Nei primi 9 mesi del 2024 la produzione dei settori riconducibili alla moda ha subito una forte flessione: -15,1% le pelli (dopo il -9,9% del 2023), -9,5% l’abbigliamento (-2,5%), -5,9% il tessile (-8,2%). Le ore autorizzate di cassa integrazione nel complesso dei tre sotto-settori sono più che raddoppiate, l’export ha registrato un -4,5% nei primi 8 mesi e il fatturato un -9,0% a prezzi correnti. Nel post pandemia, dopo una breve e vivace ripresa, il settore ha cominciato a soffrire (lusso incluso) e le imprese della moda (soprattutto quelle più piccole, ma non solo) hanno visto una diminuzione verticale degli ordini, merce accantonata nei magazzini e conseguente stallo nella produzione, fino ad arrivare alla forte contrazione iniziata nel 2° semestre 2023, che non sembra arrestarsi. In prospettiva, non si vedono molti segnali positivi: le guerre in Medio Oriente e tra Russia-Ucraina, la frenata in Germania e nell’import cinese raffreddano mercati cruciali per il settore; la fiammata inflazionistica ha lasciato i prezzi finali più alti.

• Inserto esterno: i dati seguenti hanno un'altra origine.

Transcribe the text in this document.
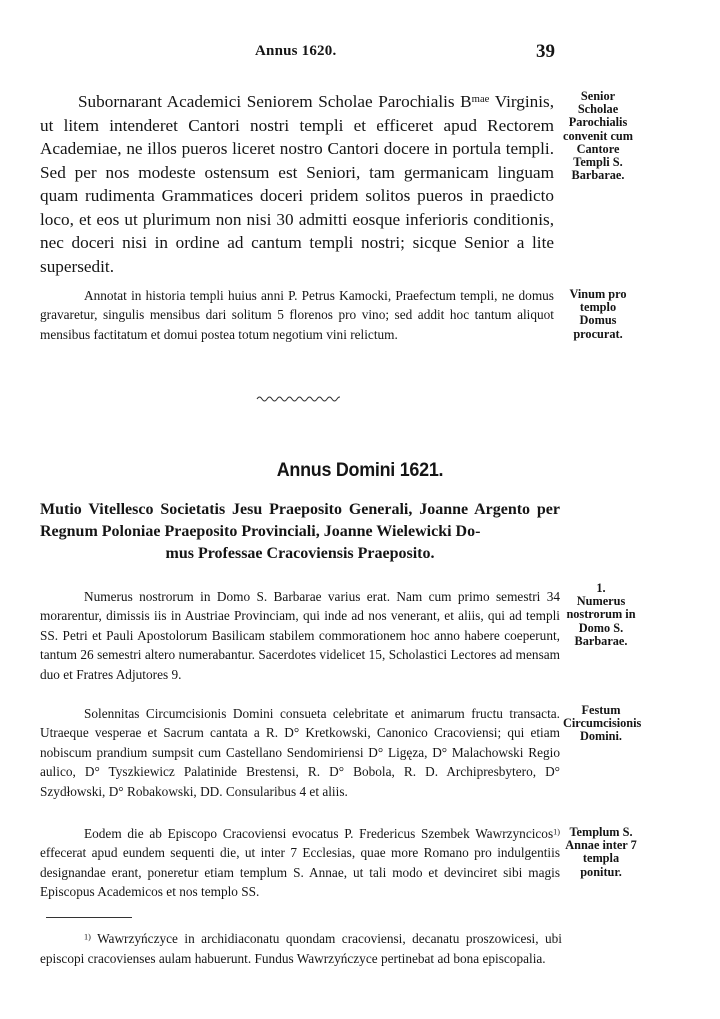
Annus 1620.	39

Subornarant Academici Seniorem Scholae Parochialis $B^{mae}$ Virginis, ut litem intenderet Cantori nostri templi et efficeret apud Rectorem Academiae, ne illos pueros liceret nostro Cantori docere in portula templi. Sed per nos modeste ostensum est Seniori, tam germanicam linguam quam rudimenta Grammatices doceri pridem solitos pueros in praedicto loco, et eos ut plurimum non nisi 30 admitti eosque inferioris conditionis, nec doceri nisi in ordine ad cantum templi nostri; sicque Senior a lite supersedit.

Senior Scholae Parochialis convenit cum Cantore Templi S. Barbarae.

Annotat in historia templi huius anni P. Petrus Kamocki, Praefectum templi, ne domus gravaretur, singulis mensibus dari solitum 5 florenos pro vino; sed addit hoc tantum aliquot mensibus factitatum et domui postea totum negotium vini relictum.

Vinum pro templo Domus procurat.
Annus Domini 1621.

Mutio Vitellesco Societatis Jesu Praeposito Generali, Joanne Argento per Regnum Poloniae Praeposito Provinciali, Joanne Wielewicki Do-
mus Professae Cracoviensis Praeposito.

Numerus nostrorum in Domo S. Barbarae varius erat. Nam cum primo semestri 34 morarentur, dimissis iis in Austriae Provinciam, qui inde ad nos venerant, et aliis, qui ad templi SS. Petri et Pauli Apostolorum Basilicam stabilem commorationem hoc anno habere coeperunt, tantum 26 semestri altero numerabantur. Sacerdotes videlicet 15, Scholastici Lectores ad mensam duo et Fratres Adjutores 9.

1.
Numerus nostrorum in Domo S. Barbarae.

Solennitas Circumcisionis Domini consueta celebritate et animarum fructu transacta. Utraeque vesperae et Sacrum cantata a R. D° Kretkowski, Canonico Cracoviensi; qui etiam nobiscum prandium sumpsit cum Castellano Sendomiriensi D° Ligęza, D° Malachowski Regio aulico, D° Tyszkiewicz Palatinide Brestensi, R. D° Bobola, R. D. Archipresbytero, D° Szydłowski, D° Robakowski, DD. Consularibus 4 et aliis.

Festum Circumcisionis Domini.

Eodem die ab Episcopo Cracoviensi evocatus P. Fredericus Szembek Wawrzyncicos$^{1)}$ effecerat apud eundem sequenti die, ut inter 7 Ecclesias, quae more Romano pro indulgentiis designandae erant, poneretur etiam templum S. Annae, ut tali modo et devinciret sibi magis Episcopus Academicos et nos templo SS.

Templum S. Annae inter 7 templa ponitur.

$^{1)}$ Wawrzyńczyce in archidiaconatu quondam cracoviensi, decanatu proszowicesi, ubi episcopi cracovienses aulam habuerunt. Fundus Wawrzyńczyce pertinebat ad bona episcopalia.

La produzione nel settore automotive in Italia (Ateco 29, compresa la componentistica e i motori) è in calo del -19,4% nei primi 9 mesi del 2024 sugli stessi mesi del 2023. In termini tendenziali, a settembre siamo al -32,4%, di cui -42,7% per gli autoveicoli. Il settore auto è uno dei principali della manifattura italiana: pesa per il 6,3% della produzione (13% in Europa, data la stazza del comparto in Germania) e con l’indotto il peso sale ancora: la sua crisi, perciò, impatta molto sull’economia. Quali sono i motivi del crollo produttivo dell’ultimo anno? Il calo della domanda, come si vede dalle immatricolazioni (anche se aumenta di poco l’import); il cambiamento delle abitudini, specie dei giovani (car sharing, noleggio, etc.); le tendenze demografiche; il prezzo medio delle auto nuove in forte aumento (+3,0% all’anno nel 2018-2024, contro il +1,6% della core inflation), sulla scia di maggiore tecnologia a bordo e aumento delle dimensioni dei veicoli, ma anche per il rincaro di materie prime ed energia; prezzi troppo alti per le elettriche: in 10 anni, a parità di modello, il costo è maggiore di +15% rispetto all’endotermico; per le elettriche, si aggiunge (ad oggi) la scarsa disponibilità di ricariche e la minore autonomia.